On March 29th, Sidney Siegel one of the true pioneers of our industry and founder of Industrial Contacts, passed away from complications due to Covid-19. With little money or experience, he started Industrial Contacts, one of the first Promotional Products companies in New York City, over 60 years ago. It didn’t take too long before Sid Siegel had a reputation as being one of the most creative minds our industry has ever seen.
Sid’s early days started with his background in emblematic jewelry which he soon segued into a larger scope of promotional products and custom manufacturing, due to the high demand of his growing clientele. Industrial Contacts was one of the first companies to work with Japan, before China became a player, where he produced custom shaped radios such as football helmets for the NFL, top shelf liquor bottles, Brut cologne and Pepsi vending machines. The liquor industry soon became his niche. Some of his most prominent work included ceramic figurines, metal signs, and lucite bottle embedment.
Sid created and produced the Clio Award, still used today to honor the best television commercials. He was one of the first to start the company store catalog (of course in print before later technology developments) which he established for brands like Pepsi and Met Life. His creativity along with his out of the box thinking earned him the cover story of Counselor Magazine in 1974.
His ingenious and clever thinking was one of the reasons for his great success, but it was his charismatic personality combined with his sense of humor that truly made a lasting impression.
Today, Industrial Contacts is led by his son Steve and his grandson Daniel. Sid’s daughter Mindy is also involved in the company and plays an important role on the sales team. The company continues to follow in his footsteps with a strong focus on the beverage industry. Sid continued to have daily conversations with Steve and Daniel about the happenings of the business and was never one to shy away from offering his advice.

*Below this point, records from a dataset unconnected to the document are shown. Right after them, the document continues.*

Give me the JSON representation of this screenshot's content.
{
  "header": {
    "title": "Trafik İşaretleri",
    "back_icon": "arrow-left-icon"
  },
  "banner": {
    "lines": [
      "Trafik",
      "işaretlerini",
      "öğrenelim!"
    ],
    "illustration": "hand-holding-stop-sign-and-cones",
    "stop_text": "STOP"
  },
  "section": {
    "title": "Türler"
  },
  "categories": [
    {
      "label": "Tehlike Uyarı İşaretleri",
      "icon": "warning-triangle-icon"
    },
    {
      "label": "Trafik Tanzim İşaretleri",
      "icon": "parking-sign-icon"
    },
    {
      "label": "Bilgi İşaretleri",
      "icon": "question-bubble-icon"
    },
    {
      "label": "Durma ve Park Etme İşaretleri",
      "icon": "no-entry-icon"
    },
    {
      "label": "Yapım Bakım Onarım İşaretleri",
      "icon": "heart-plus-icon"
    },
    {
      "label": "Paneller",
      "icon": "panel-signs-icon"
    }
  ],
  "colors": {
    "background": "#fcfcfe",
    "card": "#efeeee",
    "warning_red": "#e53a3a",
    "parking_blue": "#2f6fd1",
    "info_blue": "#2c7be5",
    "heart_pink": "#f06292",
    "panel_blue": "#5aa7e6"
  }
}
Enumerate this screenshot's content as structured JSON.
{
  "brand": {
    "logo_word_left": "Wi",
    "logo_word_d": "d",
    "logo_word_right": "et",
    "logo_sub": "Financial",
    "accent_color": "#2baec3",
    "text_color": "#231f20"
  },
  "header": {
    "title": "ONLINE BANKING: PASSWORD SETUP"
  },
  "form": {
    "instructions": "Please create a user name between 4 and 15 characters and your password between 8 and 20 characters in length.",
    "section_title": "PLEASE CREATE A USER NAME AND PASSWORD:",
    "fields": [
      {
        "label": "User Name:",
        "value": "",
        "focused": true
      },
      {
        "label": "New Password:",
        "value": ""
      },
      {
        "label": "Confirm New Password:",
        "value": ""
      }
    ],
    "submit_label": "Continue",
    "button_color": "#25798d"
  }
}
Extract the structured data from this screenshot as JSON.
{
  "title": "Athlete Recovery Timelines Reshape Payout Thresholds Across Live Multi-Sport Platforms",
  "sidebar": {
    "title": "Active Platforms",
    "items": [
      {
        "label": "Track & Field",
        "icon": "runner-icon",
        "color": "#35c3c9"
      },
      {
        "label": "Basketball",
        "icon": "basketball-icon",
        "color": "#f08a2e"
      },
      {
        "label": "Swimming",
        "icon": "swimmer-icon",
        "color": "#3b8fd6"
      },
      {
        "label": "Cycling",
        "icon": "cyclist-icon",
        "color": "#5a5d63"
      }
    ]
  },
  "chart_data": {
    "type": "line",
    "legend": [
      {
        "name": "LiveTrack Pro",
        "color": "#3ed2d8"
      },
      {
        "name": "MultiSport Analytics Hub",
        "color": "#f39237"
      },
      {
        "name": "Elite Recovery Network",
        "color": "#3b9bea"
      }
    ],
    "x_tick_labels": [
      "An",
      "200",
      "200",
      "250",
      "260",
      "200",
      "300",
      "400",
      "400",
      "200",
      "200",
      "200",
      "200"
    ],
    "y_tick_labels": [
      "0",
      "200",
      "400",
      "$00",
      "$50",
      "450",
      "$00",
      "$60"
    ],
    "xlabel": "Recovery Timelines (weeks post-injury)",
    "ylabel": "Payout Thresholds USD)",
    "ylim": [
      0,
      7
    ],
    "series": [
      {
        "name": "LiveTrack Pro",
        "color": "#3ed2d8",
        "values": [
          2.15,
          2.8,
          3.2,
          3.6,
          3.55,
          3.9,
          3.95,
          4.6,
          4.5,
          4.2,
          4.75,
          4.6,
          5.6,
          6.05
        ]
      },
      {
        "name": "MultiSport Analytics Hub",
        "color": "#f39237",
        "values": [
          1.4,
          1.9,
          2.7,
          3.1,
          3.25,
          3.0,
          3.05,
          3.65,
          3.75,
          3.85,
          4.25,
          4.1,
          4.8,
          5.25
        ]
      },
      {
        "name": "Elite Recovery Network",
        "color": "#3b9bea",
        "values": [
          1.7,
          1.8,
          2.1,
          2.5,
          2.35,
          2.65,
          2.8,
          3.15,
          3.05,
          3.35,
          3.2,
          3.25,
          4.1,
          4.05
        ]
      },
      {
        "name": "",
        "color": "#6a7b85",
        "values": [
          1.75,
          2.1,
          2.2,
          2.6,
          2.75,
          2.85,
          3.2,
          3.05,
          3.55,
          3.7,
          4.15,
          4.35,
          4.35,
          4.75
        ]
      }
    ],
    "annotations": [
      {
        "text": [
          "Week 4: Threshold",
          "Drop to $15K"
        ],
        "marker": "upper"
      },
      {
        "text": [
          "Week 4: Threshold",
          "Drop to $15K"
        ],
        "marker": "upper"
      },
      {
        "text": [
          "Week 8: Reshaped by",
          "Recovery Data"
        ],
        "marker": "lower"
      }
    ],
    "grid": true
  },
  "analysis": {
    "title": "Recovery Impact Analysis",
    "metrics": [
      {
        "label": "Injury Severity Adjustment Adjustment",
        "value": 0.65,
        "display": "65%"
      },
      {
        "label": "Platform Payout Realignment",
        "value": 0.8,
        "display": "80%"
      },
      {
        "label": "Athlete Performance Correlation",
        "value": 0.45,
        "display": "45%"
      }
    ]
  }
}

Although business was his “baby” that he always cherished , nothing took precedence over his family. He was married to his late wife Joyce for 65, years who played an integral role in the success of Industrial Contacts. Nothing brought Sid more joy than spending time with family, and watching the successes and achievements of his kids and four grandchildren. His leisure time was usually spent playing golf or on the tennis court.
Sid will be missed not only by his family and friends but anyone who had the pleasure to meet him.